Non mi affascina chi non muore mai, amo più chi si rialza dopo le cadute.
Detto questo il mio Dio non cade, non fallisce, ma il ventre della curva c’è anche per lui, in fondo Gesù è stato preferito per la pena di morte ad un ladro brigante e violento.
Parliamo di alti e bassi, ok? Per chi già ne conosce la filmografia e lo stile forse è troppo domandargli di fingere un reset a cui segue il piacere della riscoperta, ma sforzatevi.
Per chi non lo conoscesse, tranquilli, Lui vi ha già perdonati.
In fondo ha dichiarato egli stesso che ama chi sbaglia. Personaggi che non fanno lo stesso sbaglio due volte non lo attirano, ma chi deve abbandonarsi nel crogiolo del peccato come fosse un lenzuolo di seta rossa, accompagnato dai gemiti del nostro più eccitante sogno erotico, sa di che parlo.
La Storia
All’inizio fu la pubblicità ad instradarlo in questo mondo, mise su una modesta compagnia che curava effetti speciali e di lì in poi arrivò un contratto per Alien 3, definibile una parabola più che un miracolo, ma allo stesso tempo l’inizio del maleficio.
Quale?
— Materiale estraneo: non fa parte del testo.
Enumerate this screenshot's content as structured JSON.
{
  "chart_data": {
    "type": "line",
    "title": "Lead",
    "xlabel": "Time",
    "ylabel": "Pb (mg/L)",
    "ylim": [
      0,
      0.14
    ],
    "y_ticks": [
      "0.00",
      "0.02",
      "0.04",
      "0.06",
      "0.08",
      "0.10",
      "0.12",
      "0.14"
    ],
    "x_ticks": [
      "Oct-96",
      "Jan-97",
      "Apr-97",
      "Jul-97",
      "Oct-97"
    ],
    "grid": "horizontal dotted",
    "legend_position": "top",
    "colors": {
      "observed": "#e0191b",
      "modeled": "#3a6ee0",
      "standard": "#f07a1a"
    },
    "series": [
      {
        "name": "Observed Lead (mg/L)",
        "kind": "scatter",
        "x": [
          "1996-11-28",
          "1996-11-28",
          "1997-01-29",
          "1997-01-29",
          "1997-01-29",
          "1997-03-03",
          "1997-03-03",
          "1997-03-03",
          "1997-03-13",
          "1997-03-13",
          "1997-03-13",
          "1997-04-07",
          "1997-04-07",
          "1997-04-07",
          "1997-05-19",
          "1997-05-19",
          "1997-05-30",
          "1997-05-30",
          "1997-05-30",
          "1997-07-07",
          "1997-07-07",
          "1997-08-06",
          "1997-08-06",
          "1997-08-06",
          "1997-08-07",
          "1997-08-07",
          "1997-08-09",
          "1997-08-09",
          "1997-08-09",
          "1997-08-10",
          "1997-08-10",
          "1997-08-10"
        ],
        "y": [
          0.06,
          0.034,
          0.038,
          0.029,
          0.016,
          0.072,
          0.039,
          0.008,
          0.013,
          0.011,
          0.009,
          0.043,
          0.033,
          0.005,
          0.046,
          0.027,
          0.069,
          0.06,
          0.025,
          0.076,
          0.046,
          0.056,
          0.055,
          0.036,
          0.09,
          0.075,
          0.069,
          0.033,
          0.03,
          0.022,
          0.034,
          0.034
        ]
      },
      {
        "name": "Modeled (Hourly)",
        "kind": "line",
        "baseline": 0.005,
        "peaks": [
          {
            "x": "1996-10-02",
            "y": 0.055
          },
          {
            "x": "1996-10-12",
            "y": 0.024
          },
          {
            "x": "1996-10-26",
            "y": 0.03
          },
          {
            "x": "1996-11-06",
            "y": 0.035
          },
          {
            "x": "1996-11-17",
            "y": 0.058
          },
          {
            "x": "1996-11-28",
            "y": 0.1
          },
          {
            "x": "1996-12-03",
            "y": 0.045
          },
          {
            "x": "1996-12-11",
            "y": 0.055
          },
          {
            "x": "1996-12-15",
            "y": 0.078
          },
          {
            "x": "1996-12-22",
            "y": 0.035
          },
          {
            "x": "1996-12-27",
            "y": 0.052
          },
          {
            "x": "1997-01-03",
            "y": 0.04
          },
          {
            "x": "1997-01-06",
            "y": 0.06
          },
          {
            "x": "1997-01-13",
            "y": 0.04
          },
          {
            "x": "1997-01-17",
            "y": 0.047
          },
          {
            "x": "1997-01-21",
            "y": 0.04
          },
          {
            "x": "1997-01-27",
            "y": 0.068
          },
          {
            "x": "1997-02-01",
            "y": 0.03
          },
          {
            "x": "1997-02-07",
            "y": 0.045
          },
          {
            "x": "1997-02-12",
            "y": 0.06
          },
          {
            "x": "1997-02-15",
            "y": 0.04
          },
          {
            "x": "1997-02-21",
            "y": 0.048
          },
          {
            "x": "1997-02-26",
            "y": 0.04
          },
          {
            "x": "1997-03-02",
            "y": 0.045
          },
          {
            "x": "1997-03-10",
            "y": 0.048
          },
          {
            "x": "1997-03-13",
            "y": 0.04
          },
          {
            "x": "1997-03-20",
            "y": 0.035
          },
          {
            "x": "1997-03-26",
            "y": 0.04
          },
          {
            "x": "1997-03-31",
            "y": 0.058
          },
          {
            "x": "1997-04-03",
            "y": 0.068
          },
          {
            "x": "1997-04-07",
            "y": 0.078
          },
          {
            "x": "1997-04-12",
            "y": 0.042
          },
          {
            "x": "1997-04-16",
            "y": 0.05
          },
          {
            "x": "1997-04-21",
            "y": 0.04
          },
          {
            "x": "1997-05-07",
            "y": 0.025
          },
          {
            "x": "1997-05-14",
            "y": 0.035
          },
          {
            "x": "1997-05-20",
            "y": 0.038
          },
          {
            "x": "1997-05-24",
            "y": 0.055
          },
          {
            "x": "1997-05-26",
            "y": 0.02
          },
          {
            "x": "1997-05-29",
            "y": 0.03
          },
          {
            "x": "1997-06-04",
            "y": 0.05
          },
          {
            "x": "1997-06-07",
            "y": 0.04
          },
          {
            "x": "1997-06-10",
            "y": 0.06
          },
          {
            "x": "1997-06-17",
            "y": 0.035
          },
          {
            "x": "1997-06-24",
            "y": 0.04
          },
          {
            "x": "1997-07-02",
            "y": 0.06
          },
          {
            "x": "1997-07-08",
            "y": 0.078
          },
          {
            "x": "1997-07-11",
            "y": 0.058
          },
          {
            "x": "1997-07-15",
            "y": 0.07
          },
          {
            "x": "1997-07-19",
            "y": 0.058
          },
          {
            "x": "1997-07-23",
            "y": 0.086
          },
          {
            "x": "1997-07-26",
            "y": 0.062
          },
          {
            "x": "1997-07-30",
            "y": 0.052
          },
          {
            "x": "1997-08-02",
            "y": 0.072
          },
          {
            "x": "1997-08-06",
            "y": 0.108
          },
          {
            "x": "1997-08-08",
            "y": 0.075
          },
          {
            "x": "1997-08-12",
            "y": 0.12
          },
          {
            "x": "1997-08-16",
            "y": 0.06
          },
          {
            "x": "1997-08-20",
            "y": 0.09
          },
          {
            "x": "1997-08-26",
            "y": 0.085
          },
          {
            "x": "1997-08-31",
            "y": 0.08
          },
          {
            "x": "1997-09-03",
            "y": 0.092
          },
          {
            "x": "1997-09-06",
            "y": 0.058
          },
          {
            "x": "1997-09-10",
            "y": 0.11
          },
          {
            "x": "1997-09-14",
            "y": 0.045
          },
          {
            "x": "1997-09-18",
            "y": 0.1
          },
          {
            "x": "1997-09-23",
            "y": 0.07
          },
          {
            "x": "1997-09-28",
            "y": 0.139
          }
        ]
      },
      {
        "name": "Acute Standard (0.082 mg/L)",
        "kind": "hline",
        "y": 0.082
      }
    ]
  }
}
Tempo al tempo.
Hanno inizio gli anni ‘90. Prima regola degli anni 90: guarda i film anni ‘90.
Seconda regola degli anni ‘90: guarda i film anni ‘90.
Ora ci siete.
Eppure, a confronto, oggi, abbiamo solo migliorato i film dei supereroi. Quando inizia la magia, però? Ha un momento preciso:
1994. Titolo del film: Seven.
Riferimento ai vizi capitali. Ancora la religione?
, penserete. Ve l’ho detto, è un Dio, e gli Dei si riconvertono gli uni negli altri, le loro storie si somigliano, quindi perché non partire da lì?
Quando finisci Seven, con quegli attori, quella musica, quel pathos del finale e il suo eterno dramma che solo un Dio può far valere anche fra un milione di anni per i nuovi umani che lo vedranno, capisci che per un paio di decenni di ritardo non hai potuto inserirlo sulla Voyager 1.
All’inizio dei titoli di coda potresti reagire solo con frasi di pozzettiana memoria. Mentre cerchi di capire quando hai due ore per rivederlo, sperando di conoscere qualcuno con cui condividerlo, sei ancora lì che esclami E la Madonna!
Per non perdere il tema religioso, s’intende. Uno dice: Finita lì, non puoi superarti. Riavvicinarti nemmeno.
“Taaaac!”
Ti arriva Fight Club.
Ho un modo tutto mio per spiegare Fight Club: se nel 2024 non l’hai ancora visto, è come se non avessi visto Il Padrino.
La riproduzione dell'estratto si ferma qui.